The oldest and most vulnerable retirees of the British Steel pension scheme could lose more than £10,000 over the next decade, a former minister has warned.

Steve Webb's comment refers to a recent consultation launched by the Department for Work and Pensions (DWP) on changing the rules of the scheme.
Under the proposal, the trustees of the scheme would be allowed to reduce inflation protection from the Retail Prices Index (RPI) to the lower measure of Consumer Prices Index (CPI), a move which the government believes would improve the scheme's funding position.
But Webb, currently director of policy at Royal London, argued the change would result in some pensioners having their pension "largely frozen".
According to the firm, the legal requirement to index all of a pension in payment only applies in respect of years of service since 1997. For service before that date, there is only a very restricted legal requirement to uprate the pension and only then for a limited period.
"This means that an older pensioner who did all of their service before 1997, and particularly before 1988, could have their pension frozen," said the life insurer.
"More generally, older pensioners who did most of their work before 1997 will see a large part of their pension frozen with only a very small annual increase."
Citing from the Office for Budget Responsibility, the firm estimated that in the long-run the RPI would generally be about 1.4% above the CPI. Assuming that CPI reverts to its Bank of England target of 2%, this suggests a long-run RPI level of 3.4%.
"An 80 year-old pensioner on £100 per week who did all of their service before 1997 could see their pension frozen at £100 for the rest of their retirement, rather than see it rise to £103.40 after one year, £106.92 in year two and so on," said Royal London.
Adding up all of these differences over a 10-year period, the life insurer estimated this pensioner would lose more than £10,000 in total.
Widows, who make up around one third of members of the scheme, could be "particularly affected"," the firm added.
Webb criticised the document for being "far from clear" about how the change would "disproportionately affect older and more vulnerable pensioners".
"This is not simply a case of switching from one inflation measure to another," he said. "This is a big issue for the steel workers scheme, but an even bigger issue if the principle is applied to a wider group of salary-related pension schemes."
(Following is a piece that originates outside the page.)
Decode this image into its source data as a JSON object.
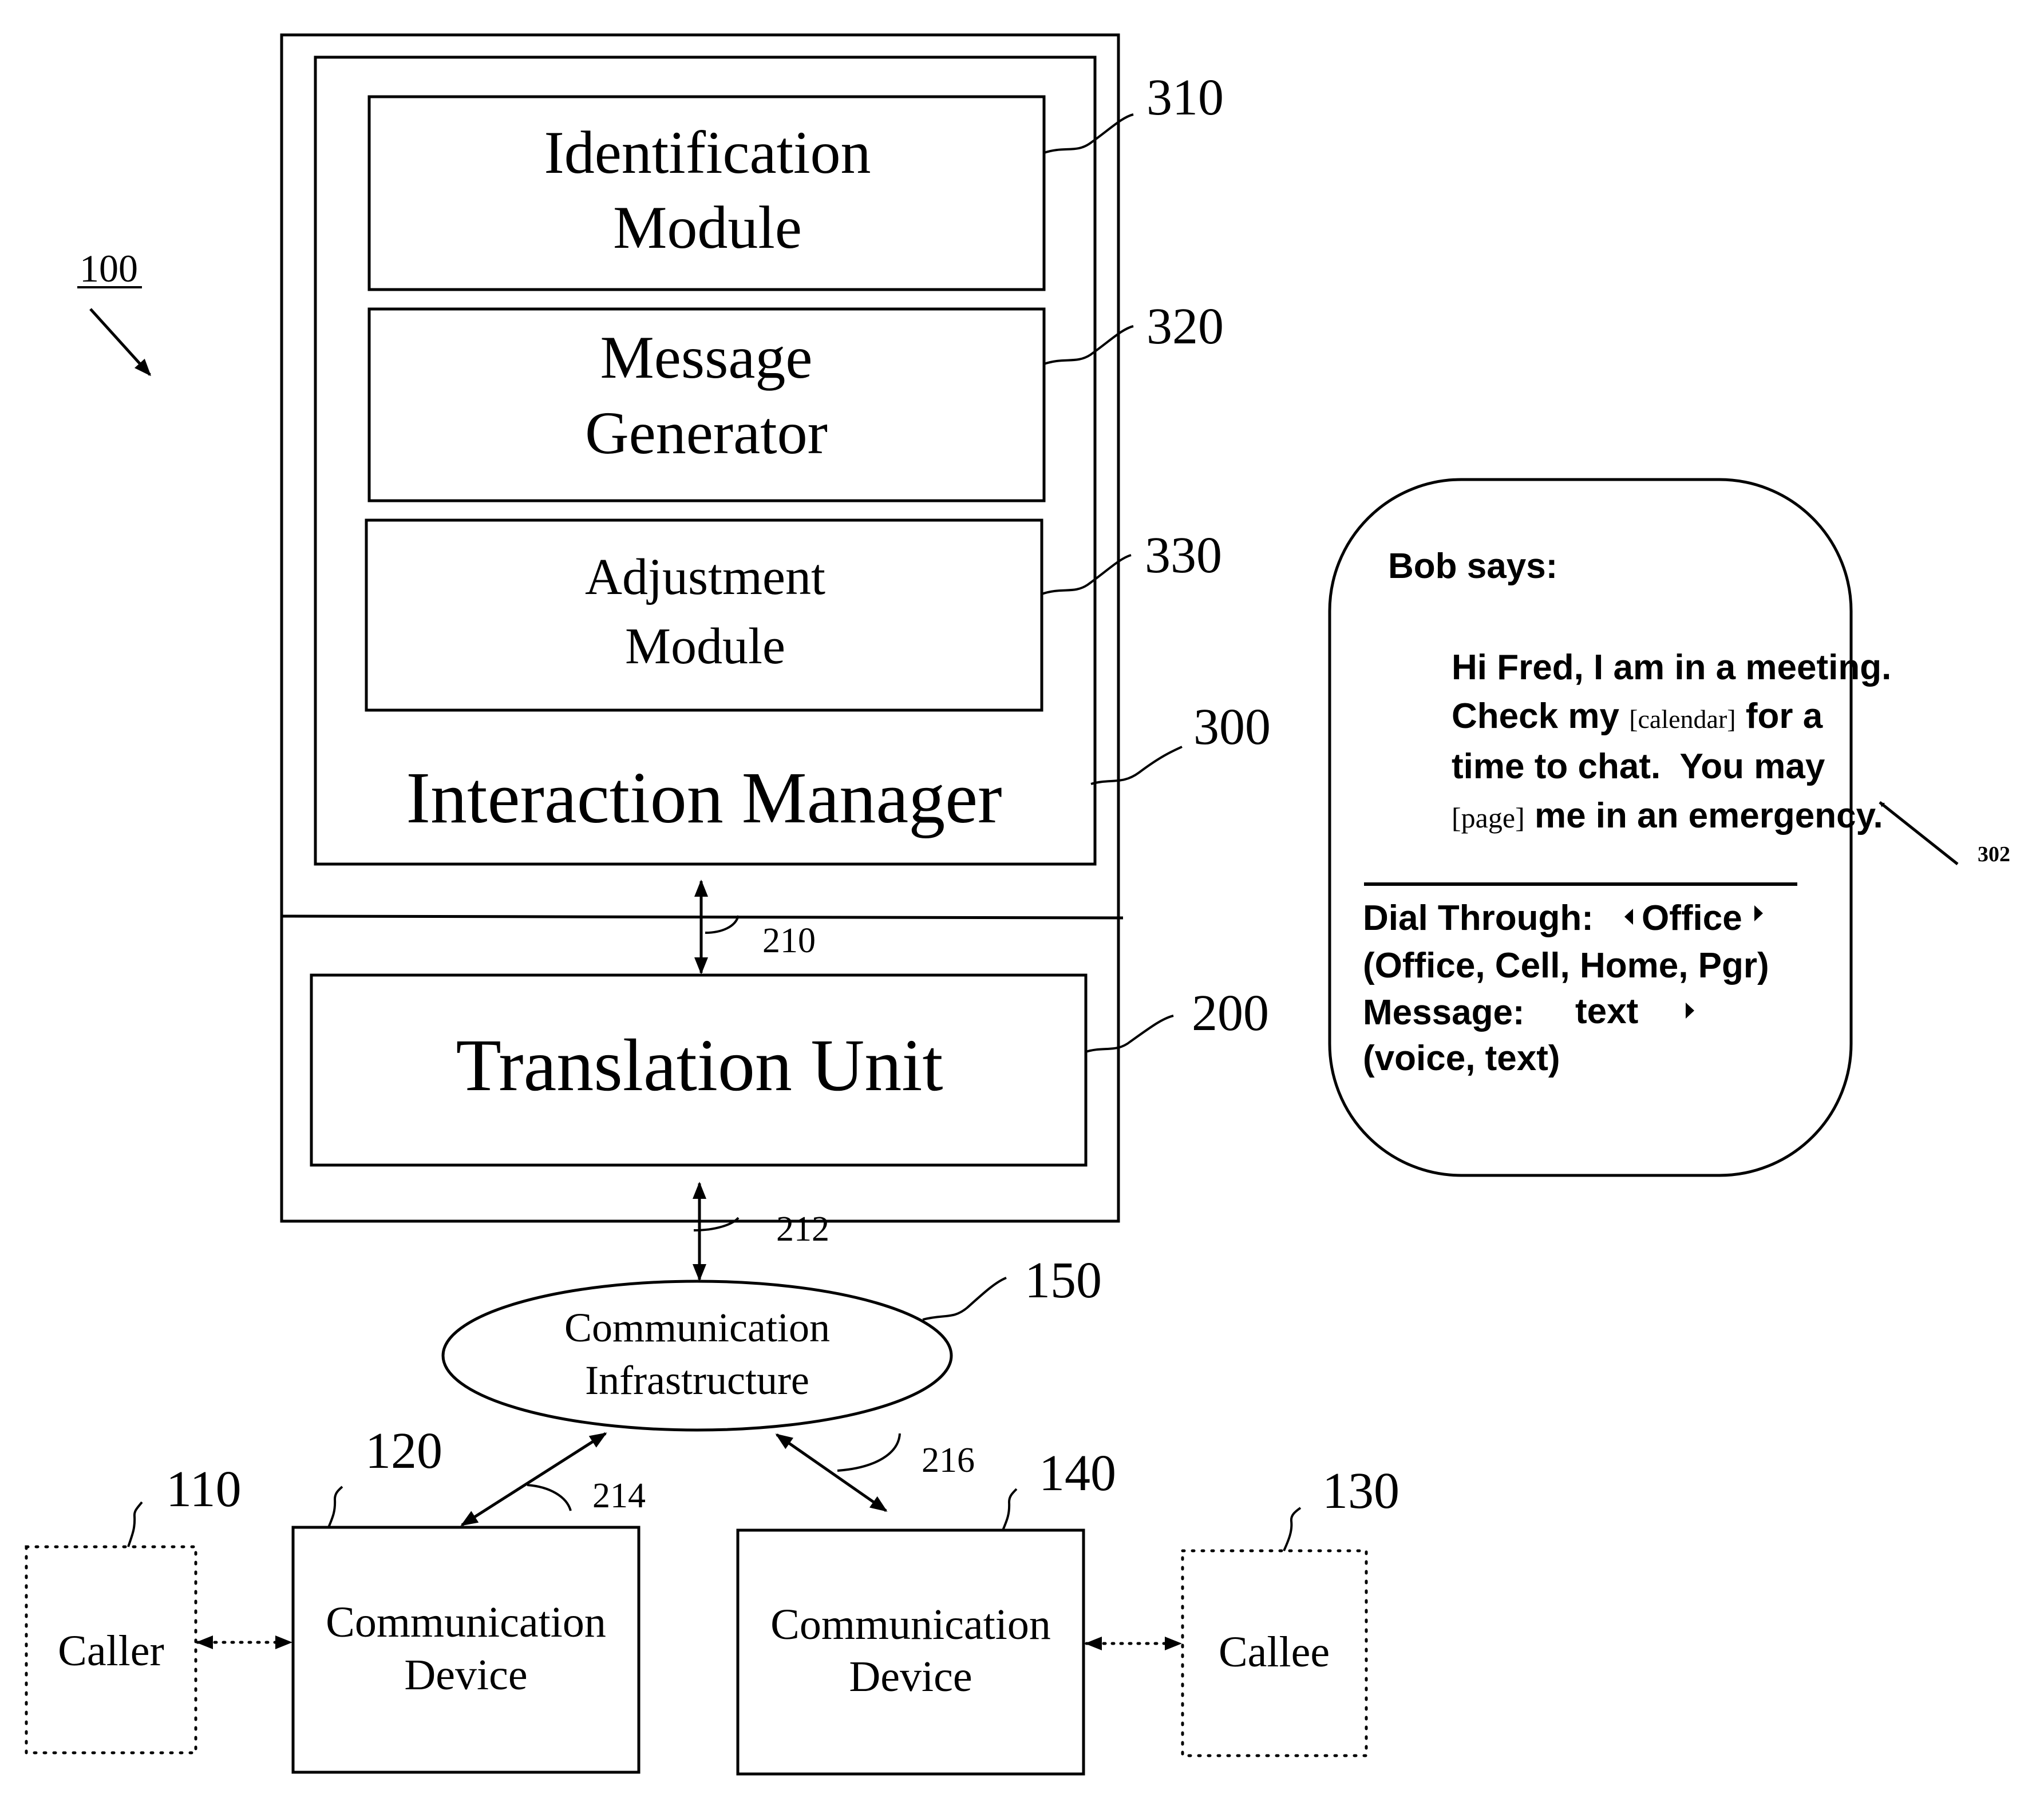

A DWP spokesman said: "We are consulting on a wide range of options for the British Steel Pension Scheme and are keen for as many people as possible to provide their views, including those who will be affected by any changes."
Webb urged the government and the scheme to make sure older workers are aware what is happening.
British Steel was created in 2016 when Greybull Capital bought the long products Europe business of Tata Steel.
In March 2016, Tata announced that it needed to cut its losses in the UK and in April it launched a process to sell its UK business.
Based on December 2015 figures, the pension scheme has £13.3bn of assets and £14bn of liabilities, leaving a deficit of around £700m.
The scheme has 130,000 members. Of these, 14,000 of which are active, 32,000 are deferred members and 84,000 are pensioners.